Bay Davidson kuşkulanmıştı.
“İyi vakit geçirmek derken ne kastediyorsun?”
“Ha, okul dernekleri, futbol, konumumu korumak, bilirsiniz işte; ayrıca benzinli motorlarla ilgileniyorum. Dünyanın ilk okyanusta giden benzinli yatını yapacağım.”
“Kendini patlatırsın,” diye mırıldandı Bay Crockett. “Bütün bu çılgınların benzin için giriştiği işler çok saçma.”

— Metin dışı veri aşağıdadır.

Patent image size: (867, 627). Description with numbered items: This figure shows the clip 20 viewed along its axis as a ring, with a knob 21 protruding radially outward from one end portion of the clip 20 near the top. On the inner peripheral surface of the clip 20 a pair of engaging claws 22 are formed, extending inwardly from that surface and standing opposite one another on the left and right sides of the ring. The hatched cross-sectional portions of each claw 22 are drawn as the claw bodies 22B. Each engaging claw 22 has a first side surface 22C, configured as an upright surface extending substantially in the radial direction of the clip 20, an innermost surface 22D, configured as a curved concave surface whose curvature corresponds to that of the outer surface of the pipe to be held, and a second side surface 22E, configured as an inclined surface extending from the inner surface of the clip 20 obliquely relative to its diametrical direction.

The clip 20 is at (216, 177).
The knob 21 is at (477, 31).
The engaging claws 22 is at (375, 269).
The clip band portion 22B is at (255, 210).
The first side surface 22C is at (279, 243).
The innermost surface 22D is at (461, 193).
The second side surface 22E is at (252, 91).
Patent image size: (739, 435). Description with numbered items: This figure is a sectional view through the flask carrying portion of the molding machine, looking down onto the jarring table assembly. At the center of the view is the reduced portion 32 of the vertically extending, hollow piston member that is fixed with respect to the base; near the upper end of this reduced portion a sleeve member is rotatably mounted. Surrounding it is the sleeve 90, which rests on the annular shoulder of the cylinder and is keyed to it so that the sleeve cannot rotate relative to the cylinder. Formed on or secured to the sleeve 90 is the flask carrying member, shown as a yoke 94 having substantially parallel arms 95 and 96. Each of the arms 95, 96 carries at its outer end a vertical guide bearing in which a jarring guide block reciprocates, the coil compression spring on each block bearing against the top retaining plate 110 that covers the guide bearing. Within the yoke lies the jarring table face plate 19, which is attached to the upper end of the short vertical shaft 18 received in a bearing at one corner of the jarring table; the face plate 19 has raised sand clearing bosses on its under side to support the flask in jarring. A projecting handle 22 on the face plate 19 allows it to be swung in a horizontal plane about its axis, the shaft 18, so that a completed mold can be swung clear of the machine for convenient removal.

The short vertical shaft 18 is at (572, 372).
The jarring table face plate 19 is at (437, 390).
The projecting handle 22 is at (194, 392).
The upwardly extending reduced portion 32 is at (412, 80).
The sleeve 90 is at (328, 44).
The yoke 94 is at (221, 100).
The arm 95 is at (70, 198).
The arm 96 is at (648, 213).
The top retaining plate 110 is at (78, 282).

“Kendimi güvenceye alırım,” diye cevap verdi Dick. “Tabii, bu deney yapmak anlamına geliyor, deney de para demek oluyor, bu nedenle vadesiz hesabım iyi durumda olsun. Eskisi gibi, dördümüz de çekebiliriz.”
6. Bölüm
Dick Forrest üniversitede dâhi olmadığını kanıtladı ama birinci sınıfta diğer tüm öğrencilerden daha çok ders astı. Bunun nedeni, astığı derslere ihtiyacı olmamasıydı ve bunu biliyordu. Hocaları onu giriş sınavına hazırlarken neredeyse üniversitenin birinci sınıfının tüm derslerini öğretmişlerdi. Bu arada, karşısına çıkan her liseye ve akademiye yenilen çok madara bir takım olan Birinci Sınıf takımına girdi.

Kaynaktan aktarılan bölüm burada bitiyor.